Hochzinsanleihen hängen stärker am Tropf der Konjunktur als Unternehmensanleihen mit höheren Ratings. Folglich leiden die Kurse dieser Papiere stärker in Rezessionszeiten oder in Zeiten konjunktureller Unsicherheit. Allerdings steht hinter der Volatilität von Hochzinsanleihen häufig das Liquiditätsrisiko und nicht unbedingt das Kreditrisiko. Bei steigender Nervosität an den Märkten fallen die Kurse stärker, als es der verschlechterten Bonität naheliegen würde. Hochzinsanleihen punkten dagegen mit geringeren Durationsrisiken, weil diese Papiere typischerweise kürzere Laufzeiten aufweisen. Das Paradebeispiel hierfür war der Bond-Crash 2022. High Yield Indizes verloren deutlich weniger als Investment-Grade-Bonds: Der Bloomberg US Corporate High Yield verlor nur gut 11 Prozent gegenüber seinem Investment-Grade-Pendant, das um 16 Prozent einbrach. Anders sah es 2008 aus. Hier führten die Liquiditäts- und Kreditrisiken zu höheren Verlusten bei High Yields.

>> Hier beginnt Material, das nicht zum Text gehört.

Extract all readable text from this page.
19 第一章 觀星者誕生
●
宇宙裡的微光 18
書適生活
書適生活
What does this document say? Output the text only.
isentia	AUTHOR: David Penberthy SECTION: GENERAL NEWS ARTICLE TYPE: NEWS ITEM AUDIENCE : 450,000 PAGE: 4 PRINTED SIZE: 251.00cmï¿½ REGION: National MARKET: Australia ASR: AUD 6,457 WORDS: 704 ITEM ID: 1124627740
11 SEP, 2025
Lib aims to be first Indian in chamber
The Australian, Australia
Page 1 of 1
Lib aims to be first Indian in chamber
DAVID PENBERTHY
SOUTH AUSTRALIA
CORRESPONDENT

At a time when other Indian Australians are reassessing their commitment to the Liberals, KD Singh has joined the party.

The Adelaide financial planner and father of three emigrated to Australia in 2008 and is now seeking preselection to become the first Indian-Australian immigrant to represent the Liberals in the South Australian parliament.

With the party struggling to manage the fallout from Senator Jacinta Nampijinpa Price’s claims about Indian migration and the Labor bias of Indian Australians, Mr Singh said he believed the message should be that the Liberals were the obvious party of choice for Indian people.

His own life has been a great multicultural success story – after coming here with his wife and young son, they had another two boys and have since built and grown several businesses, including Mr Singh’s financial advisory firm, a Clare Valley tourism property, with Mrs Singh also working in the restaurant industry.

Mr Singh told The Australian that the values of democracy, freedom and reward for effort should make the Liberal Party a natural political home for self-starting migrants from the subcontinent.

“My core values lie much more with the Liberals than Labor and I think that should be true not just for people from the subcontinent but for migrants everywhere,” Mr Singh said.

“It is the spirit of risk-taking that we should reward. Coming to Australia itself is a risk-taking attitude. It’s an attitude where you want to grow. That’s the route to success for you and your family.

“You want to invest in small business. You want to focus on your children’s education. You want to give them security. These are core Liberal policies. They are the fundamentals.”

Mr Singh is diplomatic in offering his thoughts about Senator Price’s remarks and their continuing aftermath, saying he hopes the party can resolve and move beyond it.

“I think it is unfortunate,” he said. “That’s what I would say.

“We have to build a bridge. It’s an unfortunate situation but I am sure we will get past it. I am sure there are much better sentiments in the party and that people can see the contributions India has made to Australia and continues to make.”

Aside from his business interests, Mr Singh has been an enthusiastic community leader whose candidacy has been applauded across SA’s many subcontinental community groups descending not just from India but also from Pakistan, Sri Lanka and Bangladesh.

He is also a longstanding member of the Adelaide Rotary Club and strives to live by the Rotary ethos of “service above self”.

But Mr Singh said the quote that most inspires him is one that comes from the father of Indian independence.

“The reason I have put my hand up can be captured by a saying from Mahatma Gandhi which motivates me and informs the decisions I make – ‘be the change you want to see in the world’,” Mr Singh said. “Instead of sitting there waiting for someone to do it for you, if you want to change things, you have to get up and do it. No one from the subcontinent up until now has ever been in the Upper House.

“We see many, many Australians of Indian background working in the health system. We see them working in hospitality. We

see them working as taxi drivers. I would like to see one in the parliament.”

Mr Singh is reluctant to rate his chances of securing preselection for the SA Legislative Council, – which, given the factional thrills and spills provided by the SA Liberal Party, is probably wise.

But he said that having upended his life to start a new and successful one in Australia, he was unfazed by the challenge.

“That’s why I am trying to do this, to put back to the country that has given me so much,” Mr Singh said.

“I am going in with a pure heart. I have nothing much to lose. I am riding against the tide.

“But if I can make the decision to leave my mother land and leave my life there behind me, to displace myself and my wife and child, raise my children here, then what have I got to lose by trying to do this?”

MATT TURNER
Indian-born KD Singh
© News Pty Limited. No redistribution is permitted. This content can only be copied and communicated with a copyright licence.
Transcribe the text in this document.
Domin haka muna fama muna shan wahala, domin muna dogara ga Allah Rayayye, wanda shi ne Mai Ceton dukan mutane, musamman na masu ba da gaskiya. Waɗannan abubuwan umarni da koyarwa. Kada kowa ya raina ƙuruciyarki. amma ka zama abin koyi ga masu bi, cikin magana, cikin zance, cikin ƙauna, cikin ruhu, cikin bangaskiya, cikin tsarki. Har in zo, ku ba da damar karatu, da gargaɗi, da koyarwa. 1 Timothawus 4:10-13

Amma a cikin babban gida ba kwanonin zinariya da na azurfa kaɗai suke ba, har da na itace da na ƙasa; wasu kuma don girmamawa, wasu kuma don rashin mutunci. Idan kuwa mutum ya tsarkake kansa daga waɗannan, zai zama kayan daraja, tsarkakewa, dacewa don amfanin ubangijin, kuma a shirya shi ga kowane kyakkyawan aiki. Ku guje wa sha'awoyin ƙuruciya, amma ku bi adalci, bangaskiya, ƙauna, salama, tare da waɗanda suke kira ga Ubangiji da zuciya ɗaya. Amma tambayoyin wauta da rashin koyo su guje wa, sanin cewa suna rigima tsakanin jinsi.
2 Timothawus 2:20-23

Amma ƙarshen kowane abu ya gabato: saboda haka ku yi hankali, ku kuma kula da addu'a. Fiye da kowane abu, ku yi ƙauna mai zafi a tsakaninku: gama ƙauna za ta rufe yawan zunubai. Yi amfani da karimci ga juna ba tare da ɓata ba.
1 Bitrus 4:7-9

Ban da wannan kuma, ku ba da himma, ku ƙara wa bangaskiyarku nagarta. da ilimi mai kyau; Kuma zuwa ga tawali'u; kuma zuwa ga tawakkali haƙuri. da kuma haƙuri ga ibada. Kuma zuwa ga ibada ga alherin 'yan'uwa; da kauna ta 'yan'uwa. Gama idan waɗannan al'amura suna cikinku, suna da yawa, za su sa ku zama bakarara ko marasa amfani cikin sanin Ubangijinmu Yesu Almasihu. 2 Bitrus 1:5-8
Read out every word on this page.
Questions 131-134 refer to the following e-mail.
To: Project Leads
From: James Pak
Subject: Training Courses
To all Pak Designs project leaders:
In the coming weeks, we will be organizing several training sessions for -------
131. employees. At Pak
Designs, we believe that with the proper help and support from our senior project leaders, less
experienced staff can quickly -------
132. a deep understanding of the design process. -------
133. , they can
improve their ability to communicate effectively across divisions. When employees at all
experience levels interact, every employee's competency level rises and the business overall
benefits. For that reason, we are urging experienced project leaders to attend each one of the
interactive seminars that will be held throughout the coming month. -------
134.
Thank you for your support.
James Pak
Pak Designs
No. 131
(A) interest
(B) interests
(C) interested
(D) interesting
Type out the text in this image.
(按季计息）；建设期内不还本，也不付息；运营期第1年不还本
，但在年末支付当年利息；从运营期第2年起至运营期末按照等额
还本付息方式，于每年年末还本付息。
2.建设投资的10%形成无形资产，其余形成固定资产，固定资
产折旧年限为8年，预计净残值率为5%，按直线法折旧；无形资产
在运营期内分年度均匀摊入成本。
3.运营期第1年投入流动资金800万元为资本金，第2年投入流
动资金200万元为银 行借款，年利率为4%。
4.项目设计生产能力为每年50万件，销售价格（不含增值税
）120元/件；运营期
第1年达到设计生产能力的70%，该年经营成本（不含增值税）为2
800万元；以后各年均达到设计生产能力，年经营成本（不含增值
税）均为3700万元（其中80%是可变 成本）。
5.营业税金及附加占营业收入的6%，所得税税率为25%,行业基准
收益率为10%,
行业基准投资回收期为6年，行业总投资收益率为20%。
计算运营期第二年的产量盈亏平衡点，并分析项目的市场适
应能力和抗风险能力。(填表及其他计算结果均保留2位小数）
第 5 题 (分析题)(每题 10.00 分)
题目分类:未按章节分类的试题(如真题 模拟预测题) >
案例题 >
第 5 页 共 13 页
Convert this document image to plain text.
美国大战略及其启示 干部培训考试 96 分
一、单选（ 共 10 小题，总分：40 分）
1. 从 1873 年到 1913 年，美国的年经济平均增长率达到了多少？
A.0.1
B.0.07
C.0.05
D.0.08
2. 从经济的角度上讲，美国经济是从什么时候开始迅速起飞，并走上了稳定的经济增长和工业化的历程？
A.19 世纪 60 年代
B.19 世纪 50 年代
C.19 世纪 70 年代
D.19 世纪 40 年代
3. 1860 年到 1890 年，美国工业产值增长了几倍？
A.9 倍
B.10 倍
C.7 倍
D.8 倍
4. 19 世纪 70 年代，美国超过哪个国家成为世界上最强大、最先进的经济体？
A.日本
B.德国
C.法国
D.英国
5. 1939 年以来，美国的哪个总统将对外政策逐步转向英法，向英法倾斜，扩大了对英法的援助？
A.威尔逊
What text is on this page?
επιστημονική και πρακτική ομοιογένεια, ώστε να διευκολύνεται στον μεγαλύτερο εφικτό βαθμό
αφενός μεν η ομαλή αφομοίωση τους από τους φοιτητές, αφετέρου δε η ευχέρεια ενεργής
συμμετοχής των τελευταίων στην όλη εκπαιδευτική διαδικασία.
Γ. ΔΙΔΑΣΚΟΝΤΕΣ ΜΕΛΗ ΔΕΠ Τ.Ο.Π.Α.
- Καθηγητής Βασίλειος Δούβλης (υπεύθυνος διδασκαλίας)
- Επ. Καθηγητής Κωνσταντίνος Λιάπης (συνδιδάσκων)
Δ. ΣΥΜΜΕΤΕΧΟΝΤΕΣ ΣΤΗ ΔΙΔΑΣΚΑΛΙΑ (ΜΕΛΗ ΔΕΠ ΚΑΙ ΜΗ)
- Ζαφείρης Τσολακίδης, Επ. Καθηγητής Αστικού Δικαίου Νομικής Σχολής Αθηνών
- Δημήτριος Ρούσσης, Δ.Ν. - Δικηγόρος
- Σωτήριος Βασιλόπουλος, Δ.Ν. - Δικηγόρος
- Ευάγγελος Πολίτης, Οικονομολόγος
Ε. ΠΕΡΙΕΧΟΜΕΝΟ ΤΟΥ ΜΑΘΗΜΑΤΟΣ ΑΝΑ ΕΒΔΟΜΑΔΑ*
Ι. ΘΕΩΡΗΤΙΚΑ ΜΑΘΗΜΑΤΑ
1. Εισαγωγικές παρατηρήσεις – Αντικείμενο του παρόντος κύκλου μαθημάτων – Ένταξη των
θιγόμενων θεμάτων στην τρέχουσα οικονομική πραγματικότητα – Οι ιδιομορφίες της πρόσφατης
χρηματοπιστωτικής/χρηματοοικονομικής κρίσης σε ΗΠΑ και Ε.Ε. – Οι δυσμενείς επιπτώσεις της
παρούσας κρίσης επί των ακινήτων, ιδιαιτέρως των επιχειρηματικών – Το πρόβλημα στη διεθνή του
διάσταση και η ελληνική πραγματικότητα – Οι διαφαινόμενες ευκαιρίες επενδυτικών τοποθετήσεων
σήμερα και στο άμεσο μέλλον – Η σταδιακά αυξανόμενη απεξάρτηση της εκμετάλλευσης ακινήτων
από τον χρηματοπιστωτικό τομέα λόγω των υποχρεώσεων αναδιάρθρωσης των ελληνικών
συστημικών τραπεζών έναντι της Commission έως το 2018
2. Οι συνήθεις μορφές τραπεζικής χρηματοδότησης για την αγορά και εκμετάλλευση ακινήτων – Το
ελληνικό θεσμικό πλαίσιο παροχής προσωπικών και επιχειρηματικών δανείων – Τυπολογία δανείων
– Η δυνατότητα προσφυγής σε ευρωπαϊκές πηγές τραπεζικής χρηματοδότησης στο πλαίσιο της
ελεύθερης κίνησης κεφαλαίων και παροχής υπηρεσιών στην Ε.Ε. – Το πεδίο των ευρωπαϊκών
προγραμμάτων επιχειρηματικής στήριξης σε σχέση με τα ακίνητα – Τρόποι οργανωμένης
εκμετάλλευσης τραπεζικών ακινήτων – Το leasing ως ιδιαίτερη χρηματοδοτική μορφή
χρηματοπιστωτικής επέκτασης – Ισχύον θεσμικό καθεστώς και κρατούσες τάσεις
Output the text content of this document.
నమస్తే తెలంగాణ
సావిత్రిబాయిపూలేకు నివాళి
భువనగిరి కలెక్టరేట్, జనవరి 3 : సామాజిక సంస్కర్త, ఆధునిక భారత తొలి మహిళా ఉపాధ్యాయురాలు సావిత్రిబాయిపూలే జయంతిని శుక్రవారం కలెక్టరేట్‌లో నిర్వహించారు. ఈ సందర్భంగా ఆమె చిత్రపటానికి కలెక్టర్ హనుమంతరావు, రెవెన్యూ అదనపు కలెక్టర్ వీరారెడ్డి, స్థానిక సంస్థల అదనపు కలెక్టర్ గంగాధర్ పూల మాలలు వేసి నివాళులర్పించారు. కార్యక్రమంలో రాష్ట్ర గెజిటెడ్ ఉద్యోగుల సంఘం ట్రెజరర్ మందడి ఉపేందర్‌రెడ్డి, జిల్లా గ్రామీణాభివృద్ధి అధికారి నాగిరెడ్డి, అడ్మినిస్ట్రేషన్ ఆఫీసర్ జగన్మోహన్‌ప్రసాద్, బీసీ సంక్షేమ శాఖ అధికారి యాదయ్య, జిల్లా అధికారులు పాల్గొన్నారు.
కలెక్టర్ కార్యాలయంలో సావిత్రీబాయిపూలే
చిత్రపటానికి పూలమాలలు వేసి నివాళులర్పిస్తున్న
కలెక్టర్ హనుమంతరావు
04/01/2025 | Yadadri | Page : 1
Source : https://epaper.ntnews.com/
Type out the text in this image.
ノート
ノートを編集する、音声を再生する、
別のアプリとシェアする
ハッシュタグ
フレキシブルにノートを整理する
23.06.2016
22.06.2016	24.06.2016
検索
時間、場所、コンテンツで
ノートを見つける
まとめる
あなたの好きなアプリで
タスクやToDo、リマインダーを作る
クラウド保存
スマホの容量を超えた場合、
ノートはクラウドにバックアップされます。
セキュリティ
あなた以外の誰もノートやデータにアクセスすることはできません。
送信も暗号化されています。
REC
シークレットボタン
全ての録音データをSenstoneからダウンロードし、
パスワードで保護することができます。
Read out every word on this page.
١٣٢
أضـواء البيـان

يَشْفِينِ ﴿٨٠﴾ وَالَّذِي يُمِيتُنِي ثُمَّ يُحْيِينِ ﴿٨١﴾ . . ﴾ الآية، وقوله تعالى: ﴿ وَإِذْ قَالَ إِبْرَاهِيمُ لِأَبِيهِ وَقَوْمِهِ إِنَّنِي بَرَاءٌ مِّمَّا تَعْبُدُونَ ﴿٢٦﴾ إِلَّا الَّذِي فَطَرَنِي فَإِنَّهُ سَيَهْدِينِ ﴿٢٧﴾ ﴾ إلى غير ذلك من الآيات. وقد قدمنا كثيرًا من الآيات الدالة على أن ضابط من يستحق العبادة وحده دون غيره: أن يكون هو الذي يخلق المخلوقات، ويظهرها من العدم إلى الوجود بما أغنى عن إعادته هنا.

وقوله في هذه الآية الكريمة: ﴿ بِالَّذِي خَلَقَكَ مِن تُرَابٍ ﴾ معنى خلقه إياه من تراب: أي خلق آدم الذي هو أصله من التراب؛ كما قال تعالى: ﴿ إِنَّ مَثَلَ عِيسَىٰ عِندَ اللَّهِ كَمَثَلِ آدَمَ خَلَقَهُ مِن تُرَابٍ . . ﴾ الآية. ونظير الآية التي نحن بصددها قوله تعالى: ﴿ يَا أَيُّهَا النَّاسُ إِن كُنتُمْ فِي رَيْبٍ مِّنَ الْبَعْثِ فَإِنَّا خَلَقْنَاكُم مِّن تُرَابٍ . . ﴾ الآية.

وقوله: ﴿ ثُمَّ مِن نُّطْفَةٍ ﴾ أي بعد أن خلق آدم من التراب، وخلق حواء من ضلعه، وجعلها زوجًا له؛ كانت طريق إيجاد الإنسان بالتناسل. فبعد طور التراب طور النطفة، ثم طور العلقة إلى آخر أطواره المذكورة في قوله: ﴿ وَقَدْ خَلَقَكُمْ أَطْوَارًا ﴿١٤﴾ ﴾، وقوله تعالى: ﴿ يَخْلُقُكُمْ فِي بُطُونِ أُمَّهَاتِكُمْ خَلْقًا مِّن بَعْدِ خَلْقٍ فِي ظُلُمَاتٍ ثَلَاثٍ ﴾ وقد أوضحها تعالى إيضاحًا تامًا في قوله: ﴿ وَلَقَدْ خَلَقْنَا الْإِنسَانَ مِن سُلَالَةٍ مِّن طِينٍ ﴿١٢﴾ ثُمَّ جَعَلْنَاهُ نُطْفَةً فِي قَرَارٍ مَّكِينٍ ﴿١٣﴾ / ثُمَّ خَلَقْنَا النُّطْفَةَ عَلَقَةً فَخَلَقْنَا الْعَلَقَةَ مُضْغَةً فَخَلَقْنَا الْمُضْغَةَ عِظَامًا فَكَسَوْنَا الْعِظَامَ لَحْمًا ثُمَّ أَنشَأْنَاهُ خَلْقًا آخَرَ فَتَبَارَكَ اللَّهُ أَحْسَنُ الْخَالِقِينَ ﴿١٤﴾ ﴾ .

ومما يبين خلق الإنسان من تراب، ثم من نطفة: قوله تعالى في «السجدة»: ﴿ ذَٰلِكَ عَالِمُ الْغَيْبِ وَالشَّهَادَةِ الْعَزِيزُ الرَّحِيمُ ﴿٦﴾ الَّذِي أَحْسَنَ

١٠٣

CLOs: Anleihen-Performance hoch, Risiken niedrig
Wir kommen zu einem vermeintlich exotischen Bond-Segment, CLOs, oder Collateralized Loan Obligations. Es handelt sich um strukturierte Produkte, die aus einem Pool von Unternehmenskrediten bestehen, die nicht an einer Börse notiert sind. Sie bieten typischerweise höhere Renditen als traditionelle Unternehmensanleihen, da sie komplexer und weniger liquide sind. Wegen dieser Komplexität ist es schwierig, generalisierende Aussagen über die Risiken zu treffen, daher hier eher generalisierende Merkmale:
CLOs sind in verschiedene Tranchen unterteilt, wobei die vorrangigen Tranchen mehr Sicherheit, aber geringere Renditen bieten, während nachrangige Tranchen höhere Renditen bei erhöhtem Risiko aufweisen. Die globale CLO-Marktgröße beträgt etwa 1 Billion US-Dollar, wobei der Großteil auf den US-Markt entfällt. In der aktuellen Hochzinsphase können CLOs Renditen von 7 bis 12 Prozent für vorrangige Tranchen und bis zu 20% für nachrangige Tranchen bzw. das „Equity Piece“ bieten.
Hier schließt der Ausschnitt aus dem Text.